“Credo che le massime autorità dello Stato debbano poter esercitare con pienezza di poteri il loro mandato, come accade in Francia”. Lo dice il viceministro finiano Adolfo Urso, rispondendo al Corriere della sera sull’idea di regalare l’ennesimo “salvacondotto a Berlusconi”. Evidentemente Urso, un po’ confuso, è convinto che B. sia già stato eletto presidente della Repubblica. Altrimenti non avrebbe evocato la Francia, dove è appunto immune il presidente della Repubblica (e solo per i reati connessi con le funzioni esercitate all’Eliseo o in precedenti incarichi), ma non il primo ministro. Non vogliamo nemmeno prendere in considerazione l’altra ipotesi, e cioè che Urso non sappia dove sta di casa la Francia o la confonda con una repubblichetta delle banane, perché egli è noto come persona preparata (peraltro, soprattutto in vicende immobiliari. Naturalmente, se i finiani hanno deciso di suicidarsi nella culla prim’ancora di diventare partito, tradendo la tanto sbandierata “legalità”, che vuol dire “legge uguale per tutti” e che è costata l’espulsione dal Pdl di Fini e di alcuni discepoli, liberissimi di farlo. E se il Pompiere della Sera ha deciso di sponsorizzare la nuova campagna impunitaria pro B., è affar suo e dei suoi giornalisti. L’importante è che non si prendano in giro gli elettori e i lettori. Perché né in Francia né in nessun’altra democrazia esiste alcun tipo di immunità per il presidente del Consiglio e per i suoi ministri. Lo ha ben spiegato due anni fa, in occasione del lodo Al Fano, l’Associazione Italiana Costituzionalisti quando Angelino Jolie provò a raccontare la frottola dell’“allineamento con le altre democrazie”. Ma lo ha affermato persino l’Ufficio studi del Senato, nella relazione di accompagnamento al lodo poi bocciato dalla Consulta.
In tutto il mondo libero l’immunità è prevista per i parlamentari e perlopiù soltanto per i reati di opinione, o al massimo per quelli “funzionali” (dunque in nessuna democrazia se ne parlerebbe per B., imputato per corruzioni, falsi in bilancio, frodi fiscali e appropriazioni indebite commesse in veste di padrone di Mediaset). Non per i ministri, né tantomeno per quelle che il povero Urso chiama “le massime autorità dello Stato” (categoria sconosciuta a tutte le costituzioni democratiche).
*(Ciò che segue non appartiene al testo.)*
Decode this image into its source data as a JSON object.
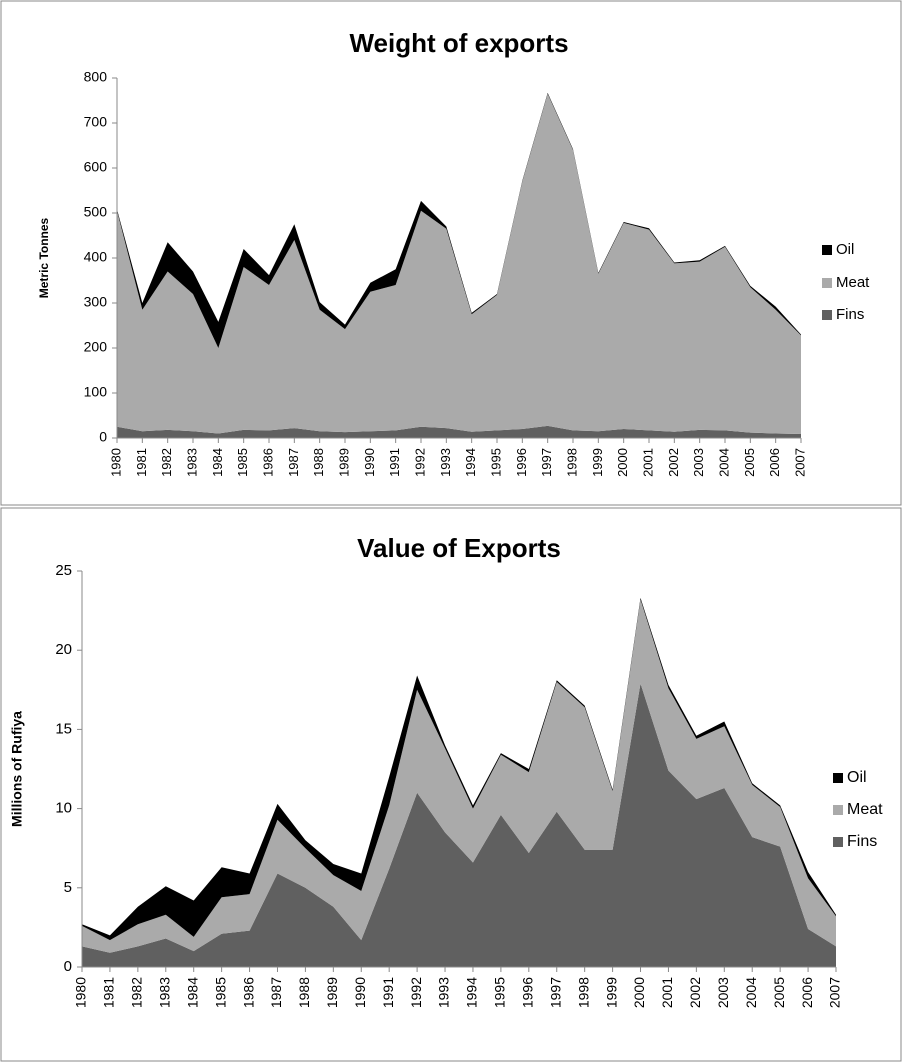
{
  "chart_data": [
    {
      "type": "area",
      "stacked": true,
      "title": "Weight of exports",
      "y_label": "Metric Tonnes",
      "categories": [
        "1980",
        "1981",
        "1982",
        "1983",
        "1984",
        "1985",
        "1986",
        "1987",
        "1988",
        "1989",
        "1990",
        "1991",
        "1992",
        "1993",
        "1994",
        "1995",
        "1996",
        "1997",
        "1998",
        "1999",
        "2000",
        "2001",
        "2002",
        "2003",
        "2004",
        "2005",
        "2006",
        "2007"
      ],
      "series": [
        {
          "name": "Fins",
          "color": "#606060",
          "values": [
            25,
            15,
            18,
            15,
            10,
            18,
            17,
            22,
            15,
            13,
            15,
            17,
            25,
            22,
            14,
            17,
            20,
            27,
            17,
            15,
            20,
            17,
            14,
            18,
            17,
            12,
            10,
            9
          ]
        },
        {
          "name": "Meat",
          "color": "#aaaaaa",
          "values": [
            480,
            270,
            352,
            305,
            190,
            362,
            323,
            418,
            270,
            229,
            310,
            323,
            480,
            443,
            261,
            301,
            550,
            738,
            623,
            350,
            458,
            446,
            374,
            374,
            408,
            323,
            275,
            219
          ]
        },
        {
          "name": "Oil",
          "color": "#000000",
          "values": [
            3,
            15,
            65,
            50,
            58,
            40,
            22,
            35,
            17,
            10,
            20,
            35,
            22,
            5,
            3,
            2,
            2,
            2,
            2,
            2,
            2,
            3,
            2,
            3,
            2,
            3,
            7,
            2
          ]
        }
      ],
      "ylim": [
        0,
        800
      ],
      "yticks": [
        0,
        100,
        200,
        300,
        400,
        500,
        600,
        700,
        800
      ],
      "legend": "right"
    },
    {
      "type": "area",
      "stacked": true,
      "title": "Value of Exports",
      "y_label": "Millions of Rufiya",
      "categories": [
        "1980",
        "1981",
        "1982",
        "1983",
        "1984",
        "1985",
        "1986",
        "1987",
        "1988",
        "1989",
        "1990",
        "1991",
        "1992",
        "1993",
        "1994",
        "1995",
        "1996",
        "1997",
        "1998",
        "1999",
        "2000",
        "2001",
        "2002",
        "2003",
        "2004",
        "2005",
        "2006",
        "2007"
      ],
      "series": [
        {
          "name": "Fins",
          "color": "#606060",
          "values": [
            1.3,
            0.9,
            1.3,
            1.8,
            1.0,
            2.1,
            2.3,
            5.9,
            5.0,
            3.8,
            1.7,
            6.2,
            11.0,
            8.5,
            6.6,
            9.6,
            7.2,
            9.8,
            7.4,
            7.4,
            17.9,
            12.4,
            10.6,
            11.3,
            8.2,
            7.6,
            2.4,
            1.3
          ]
        },
        {
          "name": "Meat",
          "color": "#aaaaaa",
          "values": [
            1.3,
            0.8,
            1.4,
            1.5,
            0.9,
            2.3,
            2.3,
            3.4,
            2.5,
            2.0,
            3.1,
            4.0,
            6.5,
            5.3,
            3.4,
            3.8,
            5.1,
            8.2,
            9.0,
            3.7,
            5.3,
            5.2,
            3.8,
            3.9,
            3.3,
            2.5,
            3.2,
            1.9
          ]
        },
        {
          "name": "Oil",
          "color": "#000000",
          "values": [
            0.1,
            0.3,
            1.1,
            1.8,
            2.3,
            1.9,
            1.3,
            1.0,
            0.5,
            0.7,
            1.1,
            1.8,
            0.9,
            0.2,
            0.2,
            0.1,
            0.2,
            0.1,
            0.1,
            0.1,
            0.1,
            0.2,
            0.2,
            0.3,
            0.1,
            0.1,
            0.4,
            0.1
          ]
        }
      ],
      "ylim": [
        0,
        25
      ],
      "yticks": [
        0,
        5,
        10,
        15,
        20,
        25
      ],
      "legend": "right"
    }
  ]
}
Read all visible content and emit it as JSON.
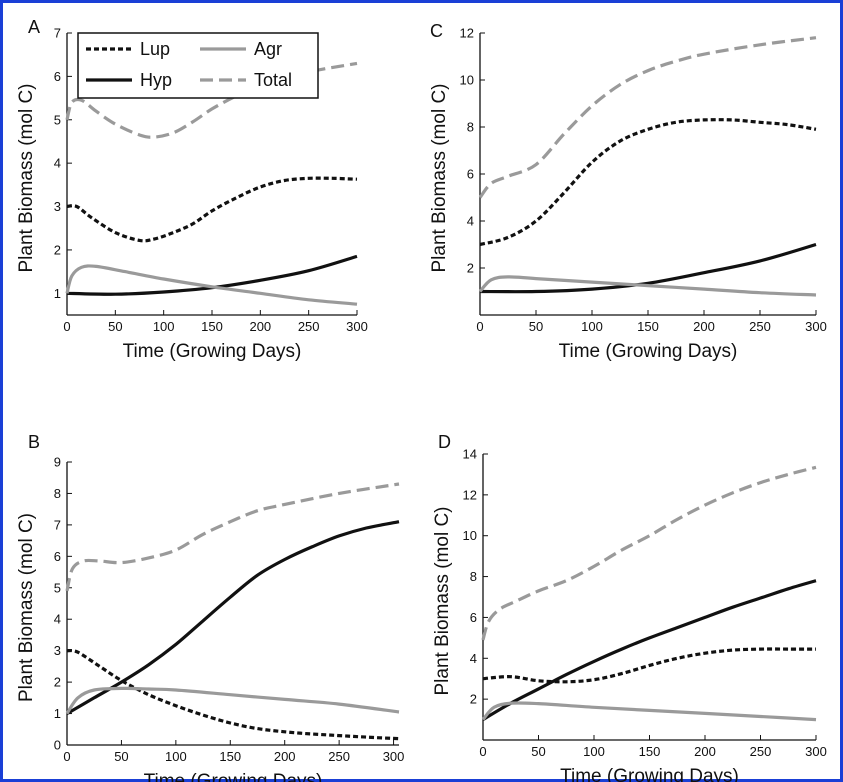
{
  "colors": {
    "border": "#1a3fd6",
    "black": "#111111",
    "gray": "#9a9a9a"
  },
  "legend": {
    "entries": [
      {
        "name": "Lup",
        "style": "dotted",
        "color": "#111111"
      },
      {
        "name": "Agr",
        "style": "solid",
        "color": "#9a9a9a"
      },
      {
        "name": "Hyp",
        "style": "solid",
        "color": "#111111"
      },
      {
        "name": "Total",
        "style": "dashed",
        "color": "#9a9a9a"
      }
    ]
  },
  "chart_data": [
    {
      "id": "A",
      "type": "line",
      "panel_label": "A",
      "xlabel": "Time (Growing Days)",
      "ylabel": "Plant Biomass (mol C)",
      "xlim": [
        0,
        300
      ],
      "ylim": [
        0.5,
        7
      ],
      "xticks": [
        0,
        50,
        100,
        150,
        200,
        250,
        300
      ],
      "yticks": [
        1,
        2,
        3,
        4,
        5,
        6,
        7
      ],
      "series": [
        {
          "name": "Lup",
          "x": [
            0,
            10,
            25,
            50,
            75,
            90,
            110,
            130,
            150,
            175,
            200,
            225,
            250,
            275,
            300
          ],
          "y": [
            3.0,
            3.0,
            2.75,
            2.4,
            2.22,
            2.25,
            2.4,
            2.6,
            2.9,
            3.2,
            3.45,
            3.6,
            3.65,
            3.65,
            3.63
          ]
        },
        {
          "name": "Hyp",
          "x": [
            0,
            50,
            100,
            150,
            200,
            250,
            300
          ],
          "y": [
            1.0,
            0.98,
            1.03,
            1.13,
            1.3,
            1.52,
            1.85
          ]
        },
        {
          "name": "Agr",
          "x": [
            0,
            5,
            15,
            30,
            60,
            100,
            150,
            200,
            250,
            300
          ],
          "y": [
            1.0,
            1.4,
            1.6,
            1.62,
            1.5,
            1.33,
            1.15,
            1.0,
            0.85,
            0.75
          ]
        },
        {
          "name": "Total",
          "x": [
            0,
            5,
            15,
            30,
            50,
            75,
            90,
            110,
            130,
            150,
            175,
            200,
            250,
            300
          ],
          "y": [
            5.0,
            5.4,
            5.45,
            5.2,
            4.9,
            4.65,
            4.6,
            4.7,
            4.95,
            5.25,
            5.55,
            5.8,
            6.1,
            6.3
          ]
        }
      ]
    },
    {
      "id": "B",
      "type": "line",
      "panel_label": "B",
      "xlabel": "Time (Growing Days)",
      "ylabel": "Plant Biomass (mol C)",
      "xlim": [
        0,
        305
      ],
      "ylim": [
        0,
        9
      ],
      "xticks": [
        0,
        50,
        100,
        150,
        200,
        250,
        300
      ],
      "yticks": [
        0,
        1,
        2,
        3,
        4,
        5,
        6,
        7,
        8,
        9
      ],
      "series": [
        {
          "name": "Lup",
          "x": [
            0,
            10,
            30,
            50,
            75,
            100,
            125,
            150,
            175,
            200,
            225,
            250,
            275,
            305
          ],
          "y": [
            3.0,
            2.95,
            2.5,
            2.05,
            1.6,
            1.25,
            0.95,
            0.7,
            0.52,
            0.42,
            0.35,
            0.3,
            0.25,
            0.2
          ]
        },
        {
          "name": "Hyp",
          "x": [
            0,
            25,
            50,
            75,
            100,
            125,
            150,
            175,
            200,
            225,
            250,
            275,
            305
          ],
          "y": [
            1.0,
            1.5,
            2.0,
            2.55,
            3.2,
            3.95,
            4.7,
            5.4,
            5.9,
            6.3,
            6.65,
            6.9,
            7.1
          ]
        },
        {
          "name": "Agr",
          "x": [
            0,
            10,
            25,
            50,
            75,
            100,
            150,
            200,
            250,
            305
          ],
          "y": [
            1.0,
            1.5,
            1.75,
            1.8,
            1.78,
            1.75,
            1.6,
            1.45,
            1.3,
            1.05
          ]
        },
        {
          "name": "Total",
          "x": [
            0,
            5,
            15,
            30,
            50,
            75,
            100,
            125,
            150,
            175,
            200,
            250,
            305
          ],
          "y": [
            4.9,
            5.6,
            5.85,
            5.85,
            5.8,
            5.95,
            6.2,
            6.7,
            7.1,
            7.45,
            7.65,
            8.0,
            8.3
          ]
        }
      ]
    },
    {
      "id": "C",
      "type": "line",
      "panel_label": "C",
      "xlabel": "Time (Growing Days)",
      "ylabel": "Plant Biomass (mol C)",
      "xlim": [
        0,
        300
      ],
      "ylim": [
        0,
        12
      ],
      "xticks": [
        0,
        50,
        100,
        150,
        200,
        250,
        300
      ],
      "yticks": [
        2,
        4,
        6,
        8,
        10,
        12
      ],
      "series": [
        {
          "name": "Lup",
          "x": [
            0,
            25,
            50,
            75,
            100,
            125,
            150,
            175,
            200,
            225,
            250,
            275,
            300
          ],
          "y": [
            3.0,
            3.3,
            4.0,
            5.2,
            6.5,
            7.4,
            7.9,
            8.2,
            8.3,
            8.3,
            8.2,
            8.1,
            7.9
          ]
        },
        {
          "name": "Hyp",
          "x": [
            0,
            50,
            100,
            150,
            200,
            250,
            300
          ],
          "y": [
            1.0,
            1.0,
            1.1,
            1.35,
            1.8,
            2.3,
            3.0
          ]
        },
        {
          "name": "Agr",
          "x": [
            0,
            10,
            25,
            50,
            100,
            150,
            200,
            250,
            300
          ],
          "y": [
            1.0,
            1.5,
            1.62,
            1.55,
            1.4,
            1.25,
            1.1,
            0.95,
            0.85
          ]
        },
        {
          "name": "Total",
          "x": [
            0,
            10,
            25,
            50,
            75,
            100,
            125,
            150,
            175,
            200,
            250,
            300
          ],
          "y": [
            5.0,
            5.6,
            5.9,
            6.4,
            7.7,
            8.9,
            9.8,
            10.4,
            10.8,
            11.1,
            11.5,
            11.8
          ]
        }
      ]
    },
    {
      "id": "D",
      "type": "line",
      "panel_label": "D",
      "xlabel": "Time (Growing Days)",
      "ylabel": "Plant Biomass (mol C)",
      "xlim": [
        0,
        300
      ],
      "ylim": [
        0,
        14
      ],
      "xticks": [
        0,
        50,
        100,
        150,
        200,
        250,
        300
      ],
      "yticks": [
        2,
        4,
        6,
        8,
        10,
        12,
        14
      ],
      "series": [
        {
          "name": "Lup",
          "x": [
            0,
            25,
            50,
            75,
            100,
            125,
            150,
            175,
            200,
            225,
            250,
            275,
            300
          ],
          "y": [
            3.0,
            3.1,
            2.9,
            2.85,
            2.95,
            3.25,
            3.65,
            4.0,
            4.25,
            4.4,
            4.45,
            4.45,
            4.45
          ]
        },
        {
          "name": "Hyp",
          "x": [
            0,
            25,
            50,
            75,
            100,
            125,
            150,
            175,
            200,
            225,
            250,
            275,
            300
          ],
          "y": [
            1.0,
            1.8,
            2.5,
            3.2,
            3.85,
            4.45,
            5.0,
            5.5,
            6.0,
            6.5,
            6.95,
            7.4,
            7.8
          ]
        },
        {
          "name": "Agr",
          "x": [
            0,
            10,
            25,
            50,
            100,
            150,
            200,
            250,
            300
          ],
          "y": [
            1.0,
            1.6,
            1.8,
            1.78,
            1.6,
            1.45,
            1.3,
            1.15,
            1.0
          ]
        },
        {
          "name": "Total",
          "x": [
            0,
            5,
            15,
            30,
            50,
            75,
            100,
            125,
            150,
            175,
            200,
            225,
            250,
            275,
            300
          ],
          "y": [
            4.9,
            5.8,
            6.4,
            6.8,
            7.3,
            7.8,
            8.5,
            9.3,
            10.0,
            10.8,
            11.5,
            12.1,
            12.6,
            13.0,
            13.35
          ]
        }
      ]
    }
  ]
}
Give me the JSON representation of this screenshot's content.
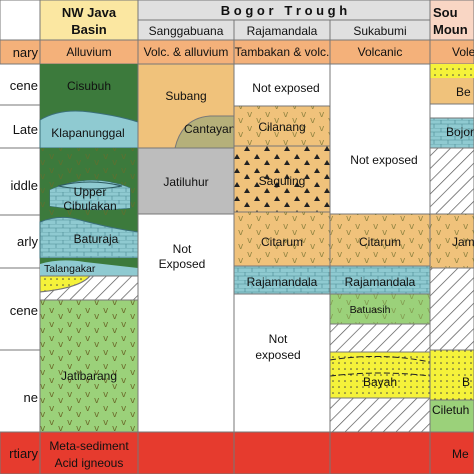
{
  "headers": {
    "nw_java_basin": [
      "NW Java",
      "Basin"
    ],
    "bogor_trough": "B o g o r   T r o u g h",
    "sanggabuana": "Sanggabuana",
    "rajamandala": "Rajamandala",
    "sukabumi": "Sukabumi",
    "southern_mountains": [
      "Sou",
      "Moun"
    ]
  },
  "ages": [
    "nary",
    "cene",
    "Late",
    "iddle",
    "arly",
    "cene",
    "ne",
    "rtiary"
  ],
  "formations": {
    "alluvium": "Alluvium",
    "volc_alluvium": "Volc. & alluvium",
    "tambakan_volc": "Tambakan & volc.",
    "volcanic": "Volcanic",
    "vole": "Vole",
    "cisubuh": "Cisubuh",
    "subang": "Subang",
    "not_exposed_raja": "Not exposed",
    "be": "Be",
    "klapanunggal": "Klapanunggal",
    "cantayan": "Cantayan",
    "cilanang": "Cilanang",
    "bojor": "Bojor",
    "upper_cibulakan": [
      "Upper",
      "Cibulakan"
    ],
    "jatiluhur": "Jatiluhur",
    "saguling": "Saguling",
    "not_exposed_suka": "Not exposed",
    "baturaja": "Baturaja",
    "not_exposed_sang": [
      "Not",
      "Exposed"
    ],
    "citarum_raja": "Citarum",
    "citarum_suka": "Citarum",
    "jam": "Jam",
    "talangakar": "Talangakar",
    "rajamandala_raja": "Rajamandala",
    "rajamandala_suka": "Rajamandala",
    "batuasih": "Batuasih",
    "not_exposed_raja2": [
      "Not",
      "exposed"
    ],
    "jatibarang": "Jatibarang",
    "bayah": "Bayah",
    "b": "B",
    "ciletuh": "Ciletuh",
    "meta_sediment": [
      "Meta-sediment",
      "Acid igneous"
    ],
    "me": "Me"
  },
  "colors": {
    "green": "#3c7a3c",
    "orange": "#f4b17a",
    "tan": "#f0c27b",
    "teal": "#8fcad1",
    "yellow": "#f5f23a",
    "gray": "#bdbdbd",
    "red": "#e63b2e",
    "header": "#e0e0e0",
    "nw_header": "#fbe7a1",
    "south_header": "#f9d6c4",
    "mound": "#b5b07a",
    "hatch": "#555555"
  }
}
Fanno eccezione alcuni capi di Stato (in Grecia, Francia, Portogallo e Israele, immuni finché restano in carica e solo per reati funzionali) e i sovrani superstiti, essendo l’immunità un retaggio delle monarchie. In Francia, dunque, premier e ministri sono processabili per qualsiasi reato e, non potendo essere parlamentari, possono essere addirittura arrestati, non godendo nemmeno dell’immunità parlamentare per le manette. Anche in Germania il Cancelliere e i ministri sono imputabili come gli altri cittadini. Idem in Inghilterra. E in Spagna, dove i membri del governo vengono processati dalla sezione penale della Corte suprema. Negli Usa, non è immune nemmeno il presidente: ne sanno qualcosa Nixon e Clinton. Del resto, spiegava l’Ufficio studi del Senato all’insaputa di Urso, la Costituzione italiana già tutela “la funzione e gli atti ad essa correlati” dei ministri, che sono imputabili dinanzi al Tribunale dei reati ministeriali che, quando li ritiene tali, chiede l’autorizzazione a procedere al Parlamento.
Ma B. è accusato di reati commessi da privato cittadino. Quindi non ha diritto ad alcun trattamento speciale. Qualche ingenuo, a questo punto, domanderà: come fanno negli altri paesi i membri del governo, per dirla con Urso, a “esercitare con pienezza di poteri il loro mandato”? Molto semplice: quando vengono indagati, si dimettono all’istante e passano la mano a un compagno di partito o di coalizione non indagato; quando invece sono già indagati o imputati prima delle elezioni, non vengono neppure candidati, onde evitare che una volta eletti rischino una condanna e comunque debbano dividersi fra il governo e il tribunale. Pare che il sistema funzioni benissimo.